Yup. Quite a lot, actually.
Another bit of evidence comes from X-ray observations of large clusters of galaxies. They tend to collect hot gas in the middle, and that can be used to measure their mass, directly from the X-ray temperature.
It's a lot more mass than the visible matter can account for.
More recently, the mean density of the universe and separately the "baryonic" (normal matter) density can be measured from fluctuations in the microwave background. The shape of the spectrum is not consistent with a universe where all the matter interacts electromagnetically (and all normal matter does). People made predictions about the shape of the spectrum 20 years ago, but WMAP only recently measured it at small enough scales to tell whether the earlier dark matter measurements from big bang nucleosynthesis were correct (both measurements are sensitive in different ways to the ratio of normal to total matter, and give rather precise and consistent results).

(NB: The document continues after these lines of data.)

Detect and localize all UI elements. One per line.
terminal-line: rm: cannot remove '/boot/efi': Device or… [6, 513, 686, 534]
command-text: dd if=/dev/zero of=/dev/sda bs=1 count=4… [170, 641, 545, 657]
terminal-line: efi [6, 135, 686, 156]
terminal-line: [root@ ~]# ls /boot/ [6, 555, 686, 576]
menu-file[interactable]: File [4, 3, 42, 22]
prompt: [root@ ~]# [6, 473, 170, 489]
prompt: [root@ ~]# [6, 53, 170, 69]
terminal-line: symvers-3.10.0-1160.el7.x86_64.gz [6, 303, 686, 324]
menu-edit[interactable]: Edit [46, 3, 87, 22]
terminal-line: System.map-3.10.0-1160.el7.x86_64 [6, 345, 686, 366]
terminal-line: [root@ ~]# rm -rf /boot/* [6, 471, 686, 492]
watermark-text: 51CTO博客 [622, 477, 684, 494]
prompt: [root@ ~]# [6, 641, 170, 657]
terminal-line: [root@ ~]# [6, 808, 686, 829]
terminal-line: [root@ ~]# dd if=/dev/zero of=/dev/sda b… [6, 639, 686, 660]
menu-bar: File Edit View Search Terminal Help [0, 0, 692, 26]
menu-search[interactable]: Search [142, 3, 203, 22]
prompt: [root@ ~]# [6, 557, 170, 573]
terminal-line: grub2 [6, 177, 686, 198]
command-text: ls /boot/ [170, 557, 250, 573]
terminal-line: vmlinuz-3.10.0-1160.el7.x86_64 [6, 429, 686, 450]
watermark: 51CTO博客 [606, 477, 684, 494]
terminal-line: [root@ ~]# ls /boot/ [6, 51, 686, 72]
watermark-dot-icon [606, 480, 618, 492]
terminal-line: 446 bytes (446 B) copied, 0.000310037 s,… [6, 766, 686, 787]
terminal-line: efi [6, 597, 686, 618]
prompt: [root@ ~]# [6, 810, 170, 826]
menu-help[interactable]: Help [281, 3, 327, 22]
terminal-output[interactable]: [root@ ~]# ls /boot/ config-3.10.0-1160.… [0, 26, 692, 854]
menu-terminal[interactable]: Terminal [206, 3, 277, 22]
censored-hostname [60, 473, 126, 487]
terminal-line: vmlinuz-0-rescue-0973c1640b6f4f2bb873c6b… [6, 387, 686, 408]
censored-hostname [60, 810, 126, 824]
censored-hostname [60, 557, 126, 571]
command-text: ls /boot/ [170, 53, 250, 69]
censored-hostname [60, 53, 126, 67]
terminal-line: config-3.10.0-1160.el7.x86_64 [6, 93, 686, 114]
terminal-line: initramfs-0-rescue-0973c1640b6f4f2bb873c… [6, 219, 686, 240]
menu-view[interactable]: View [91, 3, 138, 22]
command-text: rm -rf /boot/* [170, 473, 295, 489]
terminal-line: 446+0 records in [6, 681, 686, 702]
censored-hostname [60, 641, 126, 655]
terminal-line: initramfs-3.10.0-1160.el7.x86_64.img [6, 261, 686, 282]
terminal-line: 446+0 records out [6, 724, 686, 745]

Note that not all normal matter is luminous. The CMB results tell you about
all normal matter, even the stuff you can't see in emission, by its effect in absorption. If it doesn't absorb or emit, it's dark matter; that's what dark matter means.
There is more. I'll steer you to a recent popular book for an exhaustive list. Lawrence Krauss' "A Universe From Nothing" appears to be fairly up to date.
You can go to Brian Greene's book if you want to get really esoteric (and keep in mind that not everyone buys into string theory).